THE UNINSURED: Young Adults Lack Coverage
Young adults ages 19-29 are two times as likely to be uninsured as children or people age 30 and older, according to a report released this week from the Commonwealth Fund. Over the last ten years, the proportion of young adults without health coverage has risen from 22% to 30%. Young adults now account for 12 million of the 44 million uninsured nationwide. For young people, lacking insurance can mean barriers to care and "puts [them] at risk for catastrophic medical expenses." Young people without insurance are twice as likely as those with coverage to forgo medical treatment and twice as likely not to have seen a doctor in the previous year. They also are more than twice as likely to wait "as long as possible" to seek medical attention.

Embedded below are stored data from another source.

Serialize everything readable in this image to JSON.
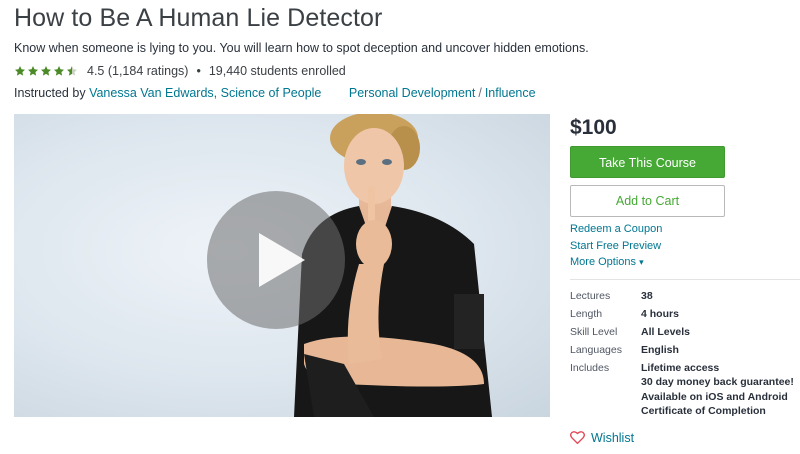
{
  "course": {
    "title": "How to Be A Human Lie Detector",
    "subtitle": "Know when someone is lying to you. You will learn how to spot deception and uncover hidden emotions.",
    "rating_value": 4.5,
    "rating_text": "4.5 (1,184 ratings)",
    "separator": "•",
    "students": "19,440 students enrolled",
    "instructed_by_label": "Instructed by",
    "instructor_link": "Vanessa Van Edwards, Science of People",
    "category": "Personal Development",
    "category_separator": "/",
    "subcategory": "Influence"
  },
  "video": {
    "play_icon": "play-icon"
  },
  "sidebar": {
    "price": "$100",
    "take_course_label": "Take This Course",
    "add_to_cart_label": "Add to Cart",
    "redeem_coupon_label": "Redeem a Coupon",
    "free_preview_label": "Start Free Preview",
    "more_options_label": "More Options",
    "more_options_caret": "▾",
    "specs": [
      {
        "key": "Lectures",
        "value": "38"
      },
      {
        "key": "Length",
        "value": "4 hours"
      },
      {
        "key": "Skill Level",
        "value": "All Levels"
      },
      {
        "key": "Languages",
        "value": "English"
      }
    ],
    "includes_label": "Includes",
    "includes": [
      "Lifetime access",
      "30 day money back guarantee!",
      "Available on iOS and Android",
      "Certificate of Completion"
    ],
    "wishlist_label": "Wishlist"
  },
  "colors": {
    "accent_green": "#46a835",
    "link_blue": "#007791",
    "star_green": "#4b8a26"
  }
}
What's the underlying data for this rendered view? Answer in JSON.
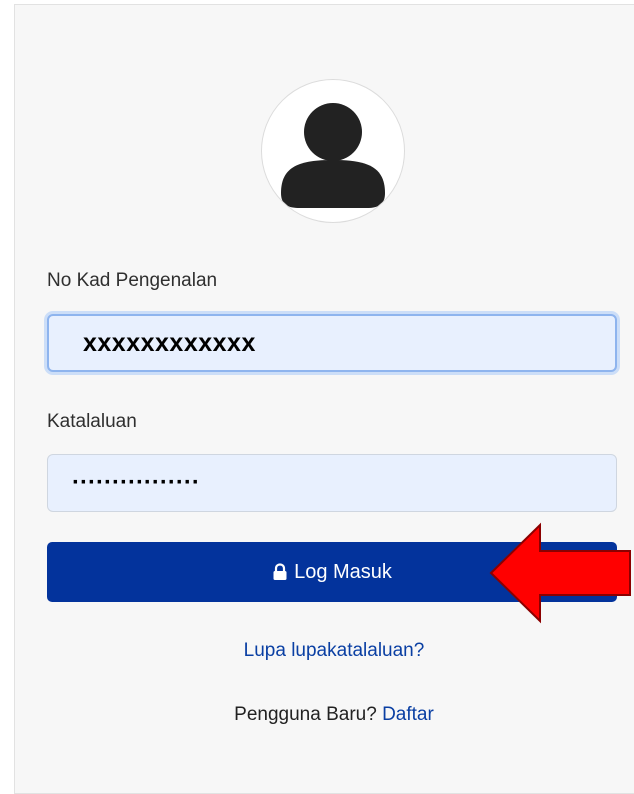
{
  "form": {
    "ic_label": "No Kad Pengenalan",
    "ic_value": "xxxxxxxxxxxx",
    "password_label": "Katalaluan",
    "password_value": "················",
    "login_button_label": "Log Masuk",
    "forgot_link": "Lupa lupakatalaluan?",
    "new_user_text": "Pengguna Baru?",
    "register_link": "Daftar"
  },
  "icons": {
    "avatar": "user-silhouette-icon",
    "button": "lock-icon",
    "annotation": "red-arrow-left"
  },
  "colors": {
    "primary_button": "#03339c",
    "link": "#0a3fa3",
    "input_fill": "#e8f0fe",
    "annotation_arrow": "#ff0000"
  }
}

Why Are So Many Uninsured?
Young adults are in a vulnerable time span, at a point when they can no longer be covered under their parents' insurance, but also may have just begun jobs where insurance is not offered, according to the study. Those who can afford to remain in school full-time are typically covered under their parents' health plans, but the report notes that parental health coverage is "an opportunity that mainly benefits the sons and daughters of higher-income families" (Commonwealth Fund release, 5/24). Only 6% of young adults who are from families with incomes in the top 20% and are enrolled in school full time go uninsured, compared to 90% of young adults who are full time students and from low-income families. Only 1% of young adults from the wealthiest families who do not attend school full time lack insurance (Reuters, 5/24). Report coauthor and Commonwealth Fund Vice President Cathy Schoen said: "As they reach their 19th birthday, young men and women find themselves on their own before they have achieved full independence or secured a job with health benefits. As a nation we need to reexamine family insurance rules that don't provide for children over the age of 19 unless they are full-time students, and promote initiatives that encourage low-wage firms to offer employees insurance to protect our sons and daughters in these transitional times." Even those young people who are working are less likely to have employer-sponsored insurance because they often start out in entry-level positions or find themselves in temporary positions that are unlikely to offer health benefits. Commonwealth Fund President Karen Davis said, "At the time in life when they are just beginning to build careers and start families, young adults need as much help as they can get -- especially access to health care. Our system of employer-based health insurance fails young workers, who often find themselves no longer covered under their parents' plans yet working in jobs that don't provide adequate coverage." The report is based on a survey conducted January 1999 through May 1999 of 5,002 adults ages 18-64 and the March 1999 Current Population Survey (Commonwealth Fund release, 5/24).